FRE 806 states: «When a hearsay statement. .. has been admitted in evidence, the declarant's credibility may be attacked, and then supported, by any evidence that would be admissible for those purposes if the declarant had testified as a witness. The court may admit evidence of the declarant's inconsistent statement or conduct, regardless of when it occurred or whether the declarant had an opportunity to explain or deny it. If the party against whom the statement was admitted calls the declarant as a witness, the party may examine the declarant on the statement as if on cross-examination.»
D is correct. The witness's testimony regarding the brother's later statement is admissible for the sole purpose of impeaching the brother's credibility as to the original hearsay statement made to the security guard. Ordinarily, a witness who is impeached with a prior inconsistent statement must be given an opportunity to explain or deny the statement. That is not possible, however, when a hearsay declarant is not produced at trial. Therefore, FRE 806 provides that the ordinary requirement of a «fair opportunity to explain or deny» is not applicable to hearsay declarants who are being impeached with prior inconsistent statements. The inconsistent statement is probative of the brother's credibility, and FRE 806 permits such impeachment.
A is incorrect. This is a misapplication of the law. What is being offered here is a prior inconsistent statement of a hearsay declarant. The goal is to impeach that declarant's credibility. The brother's original statement would have been admitted as an excited utterance under FRE 803(2). While it is ordinarily true that a witness impeached with a prior inconsistent statement must be given an opportunity to explain or deny it, that opportunity is not available when a hearsay declarant is not produced at trial. FRE 806 provides that the ordinary requirement of a «fair opportunity to explain or deny» is not applicable to hearsay declarants who are being impeached with prior inconsistent statements.
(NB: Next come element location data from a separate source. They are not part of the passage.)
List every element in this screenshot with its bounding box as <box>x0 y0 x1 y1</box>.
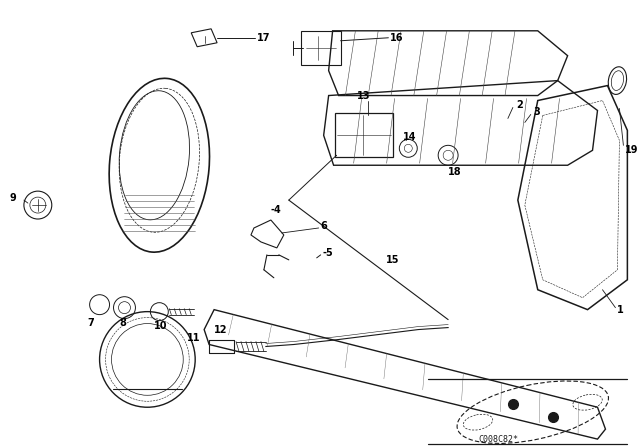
Text: 18: 18 <box>448 167 461 177</box>
Text: 16: 16 <box>390 33 404 43</box>
Text: -5: -5 <box>323 248 333 258</box>
Text: 19: 19 <box>625 145 639 155</box>
Text: 2: 2 <box>516 100 523 111</box>
Text: 6: 6 <box>321 221 328 231</box>
Text: -4: -4 <box>271 205 282 215</box>
Text: 9: 9 <box>10 193 17 203</box>
Text: 11: 11 <box>188 332 201 343</box>
Text: 8: 8 <box>120 318 126 327</box>
Text: 7: 7 <box>88 318 94 327</box>
Text: 17: 17 <box>257 33 271 43</box>
Text: 15: 15 <box>387 255 400 265</box>
Text: 3: 3 <box>534 108 541 117</box>
Text: 10: 10 <box>154 321 168 331</box>
Text: 14: 14 <box>403 132 417 142</box>
Text: 12: 12 <box>214 324 228 335</box>
Text: C008C82*: C008C82* <box>478 435 518 444</box>
Text: 13: 13 <box>356 90 370 100</box>
Text: 1: 1 <box>618 305 624 314</box>
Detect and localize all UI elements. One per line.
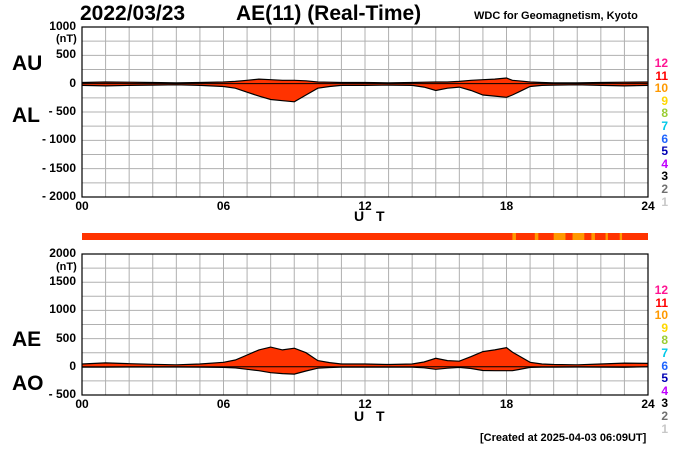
y-tick-label: 0 <box>69 358 76 373</box>
chart-title: AE(11) (Real-Time) <box>236 2 422 25</box>
x-tick-label: 18 <box>499 199 514 213</box>
legend-item-8: 8 <box>661 106 668 121</box>
legend-item-7: 7 <box>661 346 668 360</box>
legend-item-4: 4 <box>661 383 668 398</box>
legend-item-3: 3 <box>661 169 668 184</box>
created-timestamp: [Created at 2025-04-03 06:09UT] <box>480 432 647 444</box>
y-tick-label: - 500 <box>48 104 76 118</box>
x-tick-label: 00 <box>75 397 89 411</box>
y-tick-label: - 2000 <box>41 189 76 203</box>
y-tick-label: 1000 <box>49 302 76 317</box>
station-bar-segment <box>591 233 595 240</box>
legend-item-12: 12 <box>654 56 668 70</box>
au-label: AU <box>12 52 43 75</box>
x-tick-label: 18 <box>499 397 514 411</box>
legend-item-1: 1 <box>661 421 668 436</box>
y-tick-label: - 500 <box>48 387 76 401</box>
ae-label: AE <box>12 328 42 351</box>
legend-item-9: 9 <box>661 320 668 335</box>
credit-text: WDC for Geomagnetism, Kyoto <box>474 10 638 22</box>
panel1-unit: (nT) <box>56 33 77 45</box>
series-line-al <box>81 84 649 103</box>
y-tick-label: 1000 <box>49 19 76 33</box>
legend-item-10: 10 <box>654 308 668 323</box>
plot-frame <box>81 26 649 198</box>
station-bar-segment <box>572 233 585 240</box>
y-tick-label: - 1500 <box>41 160 76 175</box>
ao-label: AO <box>12 372 44 395</box>
legend-item-10: 10 <box>654 81 668 96</box>
legend-item-2: 2 <box>661 409 668 423</box>
legend-item-8: 8 <box>661 333 668 348</box>
y-tick-label: 500 <box>55 47 76 62</box>
panel2-xlabel: U T <box>354 408 389 424</box>
y-tick-label: 2000 <box>49 246 76 260</box>
x-tick-label: 12 <box>358 199 372 213</box>
series-line-au <box>81 77 649 84</box>
legend-item-6: 6 <box>661 131 668 146</box>
legend-item-3: 3 <box>661 396 668 411</box>
legend-item-4: 4 <box>661 156 668 171</box>
legend-item-5: 5 <box>661 371 668 386</box>
x-tick-label: 06 <box>216 199 231 213</box>
y-tick-label: 500 <box>55 330 76 345</box>
legend-item-12: 12 <box>654 283 668 297</box>
legend-item-2: 2 <box>661 182 668 196</box>
panel1-xlabel: U T <box>354 208 389 224</box>
panel2-unit: (nT) <box>56 261 77 273</box>
legend-item-1: 1 <box>661 194 668 209</box>
station-bar-segment <box>605 233 608 240</box>
station-bar <box>82 233 648 240</box>
legend-item-11: 11 <box>655 68 668 83</box>
x-tick-label: 00 <box>75 199 89 213</box>
legend-item-5: 5 <box>661 144 668 159</box>
legend-item-7: 7 <box>661 119 668 133</box>
x-tick-label: 24 <box>641 199 655 213</box>
date-title: 2022/03/23 <box>80 2 186 25</box>
x-tick-label: 06 <box>216 397 231 411</box>
station-bar-segment <box>553 233 566 240</box>
al-label: AL <box>12 104 40 127</box>
station-bar-segment <box>512 233 516 240</box>
series-line-ae <box>81 346 649 366</box>
station-bar-segment <box>534 233 539 240</box>
y-tick-label: 0 <box>69 75 76 90</box>
legend-item-11: 11 <box>655 295 668 310</box>
plot-frame <box>81 253 649 396</box>
legend-item-9: 9 <box>661 93 668 108</box>
x-tick-label: 24 <box>641 397 655 411</box>
x-tick-label: 12 <box>358 397 372 411</box>
y-tick-label: 1500 <box>49 274 76 289</box>
station-bar-segment <box>619 233 623 240</box>
legend-item-6: 6 <box>661 358 668 373</box>
y-tick-label: - 1000 <box>41 132 76 147</box>
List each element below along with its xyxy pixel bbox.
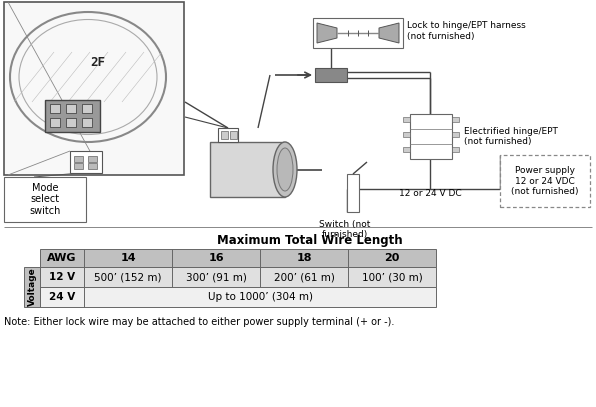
Text: Mode
select
switch: Mode select switch — [29, 183, 61, 216]
Bar — [230, 131, 237, 139]
Ellipse shape — [277, 148, 293, 191]
Bar — [4, 2, 184, 175]
Text: Note: Either lock wire may be attached to either power supply terminal (+ or -).: Note: Either lock wire may be attached t… — [4, 317, 395, 327]
Text: Switch (not
furnished): Switch (not furnished) — [319, 220, 371, 239]
Bar — [50, 118, 60, 127]
Bar — [66, 104, 76, 113]
Bar — [500, 155, 590, 207]
Text: 200’ (61 m): 200’ (61 m) — [274, 272, 334, 282]
Bar — [218, 128, 238, 142]
Bar — [74, 156, 83, 162]
Text: 24 V: 24 V — [49, 292, 75, 302]
Bar — [452, 147, 459, 152]
Text: 2F: 2F — [91, 55, 105, 68]
Bar — [452, 117, 459, 122]
Text: Voltage: Voltage — [27, 268, 36, 306]
Text: Power supply
12 or 24 VDC
(not furnished): Power supply 12 or 24 VDC (not furnished… — [511, 166, 579, 196]
Bar — [88, 163, 97, 169]
Bar — [403, 117, 410, 122]
Bar — [50, 104, 60, 113]
Bar — [74, 163, 83, 169]
Text: 100’ (30 m): 100’ (30 m) — [362, 272, 423, 282]
Bar — [40, 267, 436, 287]
Text: 20: 20 — [384, 253, 400, 263]
Polygon shape — [379, 23, 399, 43]
Text: 12 V: 12 V — [49, 272, 75, 282]
Bar — [66, 118, 76, 127]
Bar — [403, 147, 410, 152]
Bar — [40, 249, 436, 267]
Text: 16: 16 — [208, 253, 224, 263]
Bar — [24, 267, 40, 307]
Polygon shape — [317, 23, 337, 43]
Bar — [403, 132, 410, 137]
Bar — [70, 151, 102, 173]
Bar — [347, 174, 359, 212]
Bar — [82, 118, 92, 127]
Text: 300’ (91 m): 300’ (91 m) — [185, 272, 246, 282]
Text: Up to 1000’ (304 m): Up to 1000’ (304 m) — [207, 292, 312, 302]
Text: Lock to hinge/EPT harness
(not furnished): Lock to hinge/EPT harness (not furnished… — [407, 21, 526, 41]
Bar — [45, 100, 100, 132]
Bar — [40, 287, 436, 307]
Text: 14: 14 — [120, 253, 136, 263]
Bar — [452, 132, 459, 137]
Bar — [410, 114, 452, 159]
Bar — [210, 142, 285, 197]
Bar — [315, 68, 347, 82]
Text: Maximum Total Wire Length: Maximum Total Wire Length — [217, 234, 403, 247]
Bar — [313, 18, 403, 48]
Text: 12 or 24 V DC: 12 or 24 V DC — [399, 190, 461, 199]
Bar — [221, 131, 228, 139]
Ellipse shape — [273, 142, 297, 197]
Text: 18: 18 — [296, 253, 312, 263]
Bar — [88, 156, 97, 162]
Text: Electrified hinge/EPT
(not furnished): Electrified hinge/EPT (not furnished) — [464, 127, 558, 146]
Text: AWG: AWG — [47, 253, 77, 263]
Bar — [82, 104, 92, 113]
Bar — [4, 177, 86, 222]
Text: 500’ (152 m): 500’ (152 m) — [94, 272, 162, 282]
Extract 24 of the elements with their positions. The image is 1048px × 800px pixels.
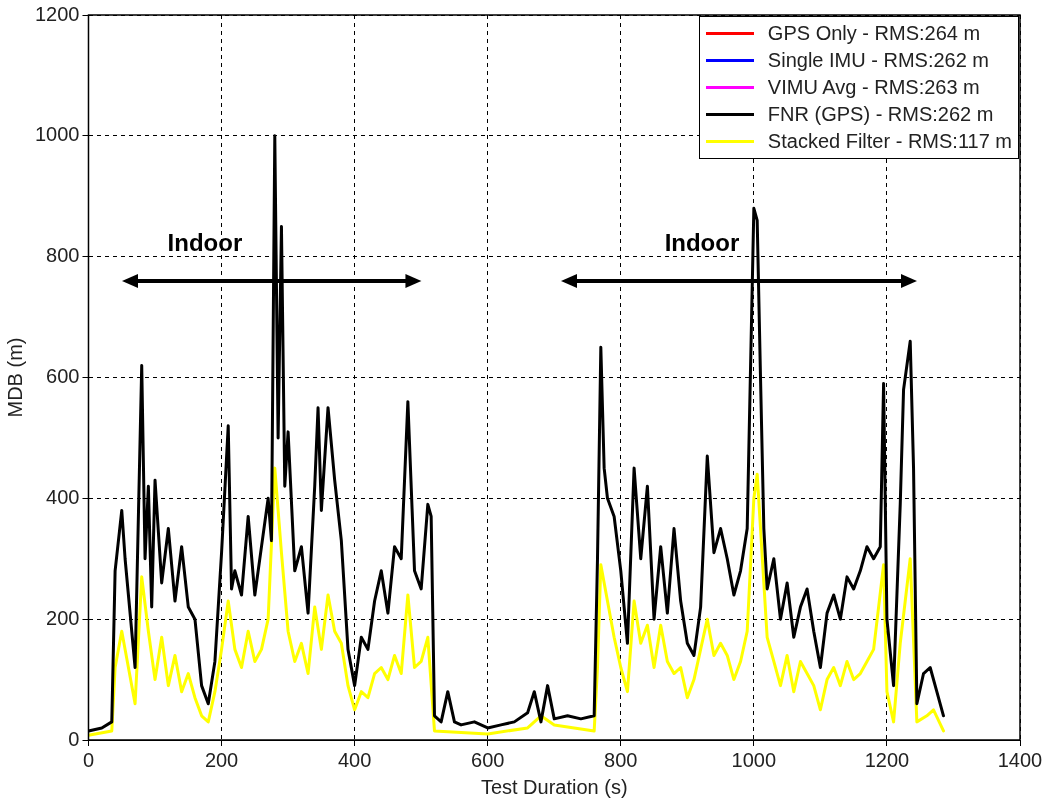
y-axis-title: MDB (m) (3, 337, 26, 418)
y-tick-label: 800 (46, 244, 80, 267)
x-tick-label: 400 (337, 748, 372, 771)
x-tick-label: 1000 (731, 748, 777, 771)
y-tick-label: 1000 (34, 123, 80, 146)
y-tick-label: 1200 (34, 2, 80, 25)
legend-label: FNR (GPS) - RMS:262 m (767, 102, 994, 127)
annotation: Indoor (167, 229, 243, 257)
legend-label: Single IMU - RMS:262 m (767, 48, 990, 73)
legend-label: GPS Only - RMS:264 m (767, 21, 981, 46)
x-tick-label: 600 (471, 748, 505, 771)
x-tick-label: 0 (82, 748, 95, 771)
x-tick-label: 1200 (864, 748, 910, 771)
x-tick-label: 1400 (997, 748, 1043, 771)
legend-label: Stacked Filter - RMS:117 m (767, 129, 1012, 154)
annotation: Indoor (664, 229, 740, 257)
x-tick-label: 800 (604, 748, 638, 771)
y-tick-label: 400 (46, 485, 80, 508)
y-tick-label: 600 (46, 365, 80, 388)
y-tick-label: 0 (68, 727, 80, 750)
y-tick-label: 200 (46, 606, 80, 629)
x-axis-title: Test Duration (s) (480, 775, 628, 798)
x-tick-label: 200 (204, 748, 239, 771)
legend-label: VIMU Avg - RMS:263 m (767, 75, 980, 100)
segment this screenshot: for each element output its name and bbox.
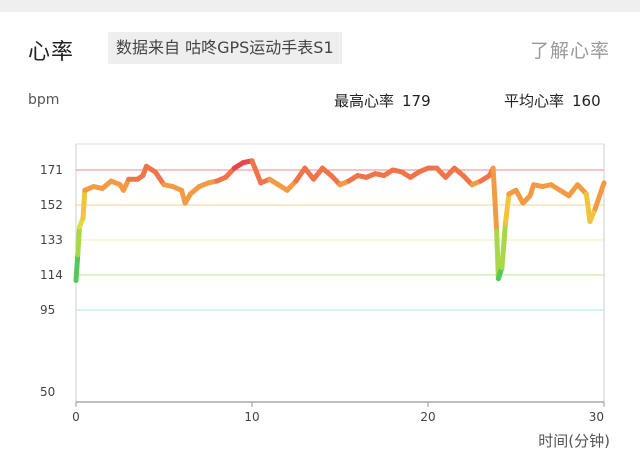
heart-rate-segment — [592, 180, 607, 212]
x-tick-label: 30 — [589, 410, 604, 424]
avg-heart-rate-label: 平均心率 — [504, 92, 565, 110]
heart-rate-segment — [75, 224, 83, 258]
heart-rate-chart: 50 95 114 133 152 171 0 10 20 30 — [40, 143, 607, 424]
heart-rate-segment — [499, 220, 508, 271]
y-tick-label: 152 — [40, 198, 63, 212]
y-tick-label: 171 — [40, 163, 63, 177]
max-heart-rate: 最高心率 179 — [334, 90, 431, 111]
x-tick-label: 0 — [72, 410, 80, 424]
max-heart-rate-value: 179 — [402, 92, 431, 110]
avg-heart-rate-value: 160 — [572, 92, 601, 110]
top-band — [0, 0, 640, 12]
heart-rate-segment — [152, 169, 167, 188]
header: 心率 数据来自 咕咚GPS运动手表S1 了解心率 — [0, 28, 640, 68]
x-tick-label: 10 — [244, 410, 259, 424]
heart-rate-segment — [249, 158, 264, 186]
unit-label: bpm — [28, 92, 60, 108]
heart-rate-segment — [73, 252, 81, 284]
page-title: 心率 — [28, 40, 75, 65]
heart-rate-segment — [490, 165, 500, 234]
data-source-tag: 数据来自 咕咚GPS运动手表S1 — [108, 32, 342, 64]
heart-rate-segment — [494, 228, 501, 282]
x-axis-label: 时间(分钟) — [538, 432, 610, 450]
stats-row: bpm 最高心率 179 平均心率 160 — [0, 90, 640, 112]
avg-heart-rate: 平均心率 160 — [504, 90, 601, 111]
x-tick-label: 20 — [420, 410, 435, 424]
y-tick-label: 114 — [40, 268, 63, 282]
y-tick-label: 50 — [40, 385, 55, 399]
y-tick-label: 133 — [40, 233, 63, 247]
heart-rate-segment — [80, 187, 88, 221]
heart-rate-segment — [502, 191, 512, 226]
y-tick-label: 95 — [40, 303, 55, 317]
max-heart-rate-label: 最高心率 — [334, 92, 395, 110]
learn-heart-rate-link[interactable]: 了解心率 — [529, 40, 610, 62]
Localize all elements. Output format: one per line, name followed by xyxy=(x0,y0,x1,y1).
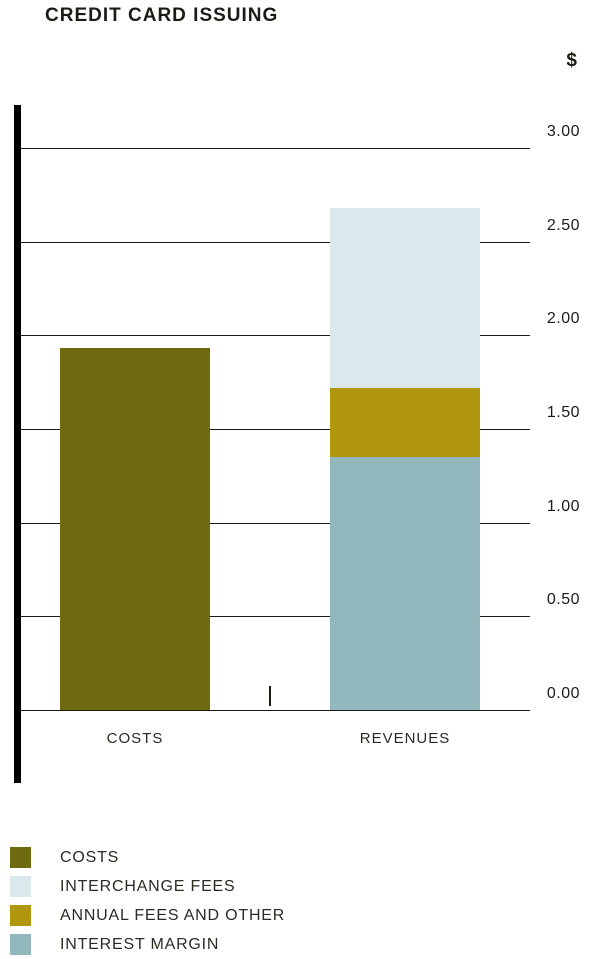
y-tick-label-2.50: 2.50 xyxy=(546,216,580,234)
legend-item-interchange-fees: INTERCHANGE FEES xyxy=(10,872,285,901)
legend-swatch xyxy=(10,905,31,926)
legend-item-costs: COSTS xyxy=(10,843,285,872)
gridline-2.50 xyxy=(21,241,530,243)
chart-title: CREDIT CARD ISSUING xyxy=(45,5,279,26)
x-label-costs: COSTS xyxy=(106,730,164,747)
gridline-2.00 xyxy=(21,335,530,337)
y-tick-label-0.00: 0.00 xyxy=(546,685,580,702)
legend-label: COSTS xyxy=(60,848,120,866)
gridline-1.50 xyxy=(21,429,530,430)
legend-swatch xyxy=(10,934,31,955)
bar-revenues-interest-margin xyxy=(330,457,480,710)
bar-costs-costs xyxy=(60,348,210,710)
bar-revenues-annual-fees-and-other xyxy=(330,387,480,458)
y-tick-label-3.00: 3.00 xyxy=(546,123,580,140)
gridline-1.00 xyxy=(21,522,530,524)
legend-swatch xyxy=(10,847,31,868)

B is incorrect. A prosecutor possesses no right to constitutional right to confrontation; only a criminal defendant has that right. Nevertheless, here, it is the prosecutor who offered the statement that the brother made at the time of the crime, so the prosecutor cannot argue a lack of opportunity to confront the brother.
C is incorrect. This answer reaches the correct answer with the wrong reasoning. Although the witness's testimony about the brother's later statement is admissible, it may only be used for impeachment, not as substantive evidence. The out-of-court statement by the brother, if offered for the truth (that the woman did not rob the bank) would be hearsay, without any applicable exception. However, if only offered for impeachment purposes, it is admissible, as explained above.